April 11, 2013 1:48 PM | Andrew Plotkin
18 Cadence is a new interactive text piece by Aaron Reed. He's the author of Blue Lacuna, a monumental parser-IF game from 2008... (Huh. That was five years ago now. Crazy) ...and a whole host of other experimental story-games, as you'll see on his web site.
18 Cadence is the story of a house, and everybody who lived there in the twentieth century. Which is to say, it is the story of the twentieth century, written small and in intimate details.
You play, or read -- do I want to get into the "is this a game?" debate? No, terminology is a drainpipe. You interact with this piece by dragging text elements down from the header, onto the blotter.
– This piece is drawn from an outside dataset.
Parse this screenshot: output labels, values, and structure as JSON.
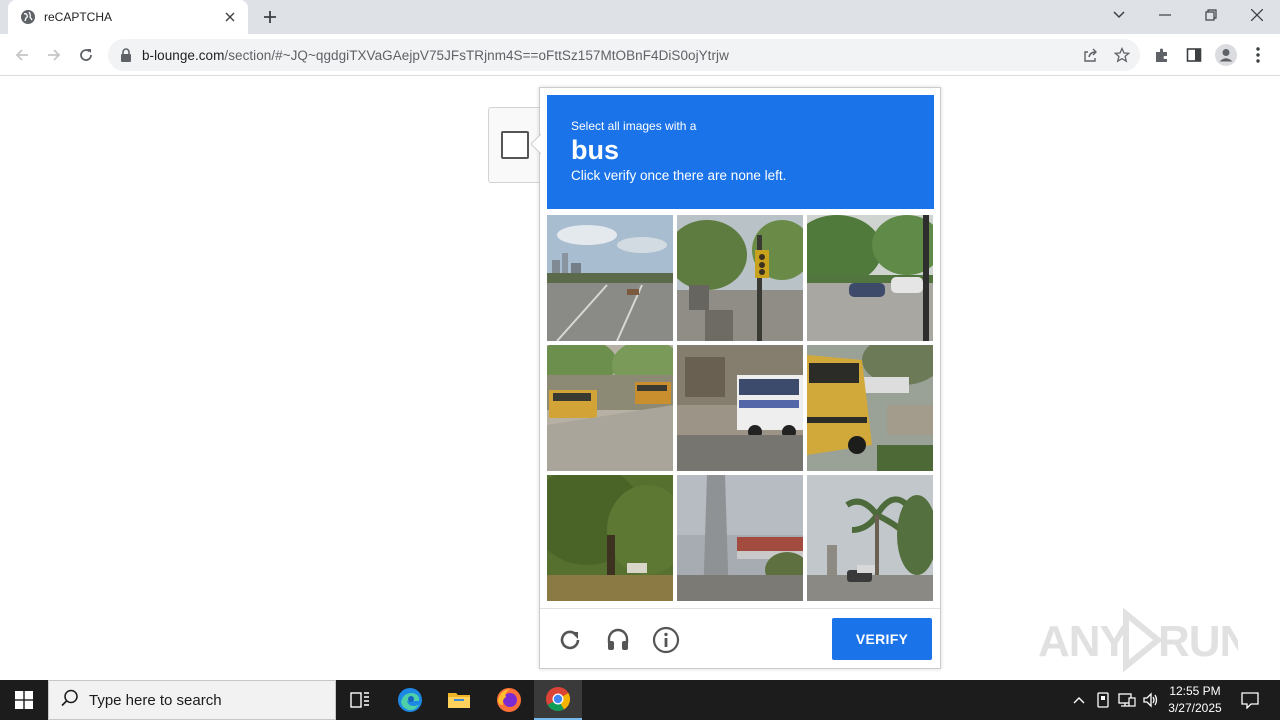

Every character and bit of scenery has its line of text, in every year that he, she, or it appears. You can mutate each fragment through a few variations; you can combine some of them into longer sentences; you can arrange them as you choose. That is the entirety of the mechanics.
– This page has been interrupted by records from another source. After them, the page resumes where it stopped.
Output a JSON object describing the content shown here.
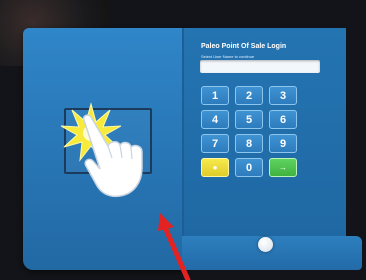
{
  "screen": {
    "title": "Paleo Point Of Sale Login",
    "prompt": "Select User Name to continue",
    "username_value": ""
  },
  "keypad": {
    "keys": [
      {
        "label": "1",
        "name": "key-1",
        "kind": "digit"
      },
      {
        "label": "2",
        "name": "key-2",
        "kind": "digit"
      },
      {
        "label": "3",
        "name": "key-3",
        "kind": "digit"
      },
      {
        "label": "4",
        "name": "key-4",
        "kind": "digit"
      },
      {
        "label": "5",
        "name": "key-5",
        "kind": "digit"
      },
      {
        "label": "6",
        "name": "key-6",
        "kind": "digit"
      },
      {
        "label": "7",
        "name": "key-7",
        "kind": "digit"
      },
      {
        "label": "8",
        "name": "key-8",
        "kind": "digit"
      },
      {
        "label": "9",
        "name": "key-9",
        "kind": "digit"
      },
      {
        "label": "",
        "name": "clear-key",
        "kind": "clear",
        "icon": "clear-icon",
        "color": "#f2e13c"
      },
      {
        "label": "0",
        "name": "key-0",
        "kind": "digit"
      },
      {
        "label": "",
        "name": "enter-key",
        "kind": "enter",
        "icon": "enter-arrow-icon",
        "color": "#4cc24c"
      }
    ]
  },
  "overlay": {
    "gesture_icon": "tap-hand-icon",
    "burst_icon": "tap-burst-icon",
    "arrow_icon": "pointer-arrow-icon",
    "arrow_color": "#e32222"
  },
  "colors": {
    "panel_blue": "#2a7bbd",
    "key_border": "#8cc6ee",
    "burst_yellow": "#f7ea3a"
  }
}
Story threads run through the century, of course. People move in, marry, raise children, leave, and die. You can follow these threads, and find out what happened to a particular person -- that's the observational mode of the work. Or you can construct an arrangement, and say something about a character or event -- that's the participatory mode. Whether your notion of a character jibes with Reed's, well, that's the tension in all interactive storytelling, right? 18 Cadence foregrounds that tension, discarding all the boilerplate of skill-challenge and puzzle-challenge that most videogames embrace without a second thought.